Greg Mankiw, a Harvard University economics professor (OK, he’s the Chairman of the Department of Economics), has on his blog some hard numbers that show the increasing dependency of Americans on government. Here’s what he says [bold emphasis added; italic emphasis in the original]:
Because transfer payments are, in effect, the opposite of taxes, it makes sense to look not just at taxes paid, but at taxes paid minus transfers received. For 2009, the most recent year available, here are taxes less transfers as a percentage of market income (income that households earned from their work and savings):
- Bottom quintile: -301 percent
- Second quintile: -42 percent
- Middle quintile: -5 percent
- Fourth quintile: 10 percent
- Highest quintile: 22 percent
- Top one percent: 28 percent
The negative 301 percent means that a typical family in the bottom quintile receives about $3 in transfer payments for every dollar earned.
The most surprising fact to me was that the effective tax rate is negative for the middle quintile. According to the CBO data, this number was +14 percent in 1979 (when the data begins) and remained positive through 2007. It was negative 0.5 percent in 2008, and negative 5 percent in 2009. That is, the middle class, having long been a net contributor to the funding of government, is now a net recipient of government largess.
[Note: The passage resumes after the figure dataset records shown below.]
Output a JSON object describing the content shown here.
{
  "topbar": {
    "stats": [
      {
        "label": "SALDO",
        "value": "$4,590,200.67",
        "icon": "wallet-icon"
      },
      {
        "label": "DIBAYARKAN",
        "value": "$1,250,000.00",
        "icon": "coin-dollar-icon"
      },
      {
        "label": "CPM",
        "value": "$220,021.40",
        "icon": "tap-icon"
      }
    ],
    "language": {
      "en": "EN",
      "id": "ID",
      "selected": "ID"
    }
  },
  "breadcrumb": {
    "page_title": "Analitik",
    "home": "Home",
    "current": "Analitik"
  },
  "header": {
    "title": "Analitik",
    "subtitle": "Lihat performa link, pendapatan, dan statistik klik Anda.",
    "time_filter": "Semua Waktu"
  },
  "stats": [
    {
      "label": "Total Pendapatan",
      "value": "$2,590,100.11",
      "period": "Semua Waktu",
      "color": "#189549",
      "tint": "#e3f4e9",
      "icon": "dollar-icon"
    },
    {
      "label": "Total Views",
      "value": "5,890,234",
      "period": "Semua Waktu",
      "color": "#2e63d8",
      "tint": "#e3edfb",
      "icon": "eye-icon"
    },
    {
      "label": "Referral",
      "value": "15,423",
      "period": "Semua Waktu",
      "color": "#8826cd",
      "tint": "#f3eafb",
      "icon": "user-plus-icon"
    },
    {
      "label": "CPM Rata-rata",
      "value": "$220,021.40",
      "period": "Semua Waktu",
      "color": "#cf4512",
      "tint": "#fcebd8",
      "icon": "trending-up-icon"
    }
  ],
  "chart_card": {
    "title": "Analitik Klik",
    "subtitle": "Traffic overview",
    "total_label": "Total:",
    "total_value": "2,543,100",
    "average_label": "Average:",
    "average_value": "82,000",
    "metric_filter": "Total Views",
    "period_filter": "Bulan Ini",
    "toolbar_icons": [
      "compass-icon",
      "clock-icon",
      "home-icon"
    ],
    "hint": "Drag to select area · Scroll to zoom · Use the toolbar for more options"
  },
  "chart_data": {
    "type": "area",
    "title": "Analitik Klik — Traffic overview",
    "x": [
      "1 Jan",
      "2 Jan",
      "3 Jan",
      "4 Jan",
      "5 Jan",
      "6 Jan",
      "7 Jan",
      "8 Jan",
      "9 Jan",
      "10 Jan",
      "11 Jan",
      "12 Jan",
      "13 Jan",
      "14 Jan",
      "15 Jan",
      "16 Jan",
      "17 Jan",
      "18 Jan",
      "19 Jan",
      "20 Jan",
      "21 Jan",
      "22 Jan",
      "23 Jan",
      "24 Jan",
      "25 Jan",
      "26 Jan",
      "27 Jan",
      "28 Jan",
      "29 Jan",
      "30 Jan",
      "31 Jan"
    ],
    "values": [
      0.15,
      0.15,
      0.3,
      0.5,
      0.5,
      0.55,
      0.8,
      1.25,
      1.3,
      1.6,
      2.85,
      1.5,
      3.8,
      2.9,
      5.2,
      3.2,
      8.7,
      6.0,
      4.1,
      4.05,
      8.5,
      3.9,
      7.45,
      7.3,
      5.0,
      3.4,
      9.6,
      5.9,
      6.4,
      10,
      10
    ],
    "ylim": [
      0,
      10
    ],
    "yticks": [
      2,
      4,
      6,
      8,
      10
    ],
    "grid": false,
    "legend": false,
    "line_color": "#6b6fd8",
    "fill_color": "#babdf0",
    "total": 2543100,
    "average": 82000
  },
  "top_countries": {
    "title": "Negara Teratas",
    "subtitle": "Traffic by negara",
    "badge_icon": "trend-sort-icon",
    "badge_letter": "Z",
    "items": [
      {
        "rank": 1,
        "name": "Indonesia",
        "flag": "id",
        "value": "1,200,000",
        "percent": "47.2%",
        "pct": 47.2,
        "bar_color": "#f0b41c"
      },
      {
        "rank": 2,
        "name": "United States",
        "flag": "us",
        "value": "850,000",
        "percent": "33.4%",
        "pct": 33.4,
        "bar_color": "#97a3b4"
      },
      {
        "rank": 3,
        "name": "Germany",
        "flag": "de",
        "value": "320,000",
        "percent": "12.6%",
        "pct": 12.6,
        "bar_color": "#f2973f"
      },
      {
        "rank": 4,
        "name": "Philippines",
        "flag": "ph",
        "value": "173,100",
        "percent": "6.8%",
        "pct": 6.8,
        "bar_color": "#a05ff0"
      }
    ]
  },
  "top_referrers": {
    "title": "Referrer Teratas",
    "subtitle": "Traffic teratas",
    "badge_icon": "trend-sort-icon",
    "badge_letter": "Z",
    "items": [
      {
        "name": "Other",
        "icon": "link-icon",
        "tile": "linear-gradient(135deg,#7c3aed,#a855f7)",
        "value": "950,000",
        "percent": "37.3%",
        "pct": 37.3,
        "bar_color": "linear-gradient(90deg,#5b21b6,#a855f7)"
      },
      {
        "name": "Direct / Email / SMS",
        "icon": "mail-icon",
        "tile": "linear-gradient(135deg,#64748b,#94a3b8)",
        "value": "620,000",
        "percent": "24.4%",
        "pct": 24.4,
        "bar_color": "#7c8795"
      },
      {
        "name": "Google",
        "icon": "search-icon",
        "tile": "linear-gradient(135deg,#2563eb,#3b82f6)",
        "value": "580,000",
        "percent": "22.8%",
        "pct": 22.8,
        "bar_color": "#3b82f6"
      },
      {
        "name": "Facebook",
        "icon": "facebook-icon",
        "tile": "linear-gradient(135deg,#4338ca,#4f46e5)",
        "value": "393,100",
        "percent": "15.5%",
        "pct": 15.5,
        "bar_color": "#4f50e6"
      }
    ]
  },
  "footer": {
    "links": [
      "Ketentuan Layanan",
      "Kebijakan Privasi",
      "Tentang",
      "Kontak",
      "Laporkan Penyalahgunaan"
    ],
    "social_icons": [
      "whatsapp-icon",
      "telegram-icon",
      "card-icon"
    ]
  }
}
The CBO report can be read here or here. The supplemental tables, which contain the Table 7 from which Mankiw made the calculations above, are here.
I recognize that part of this change is attributable to temporary measures to deal with the deep recession. But it is noteworthy nonetheless, as other deep recessions, such as that in 1982, did not produce a similar policy response.
Again, I ask: what are we to make of the motives of the politicians that are doing this, knowing as these highly intelligent and rational human beings do, what the outcome is?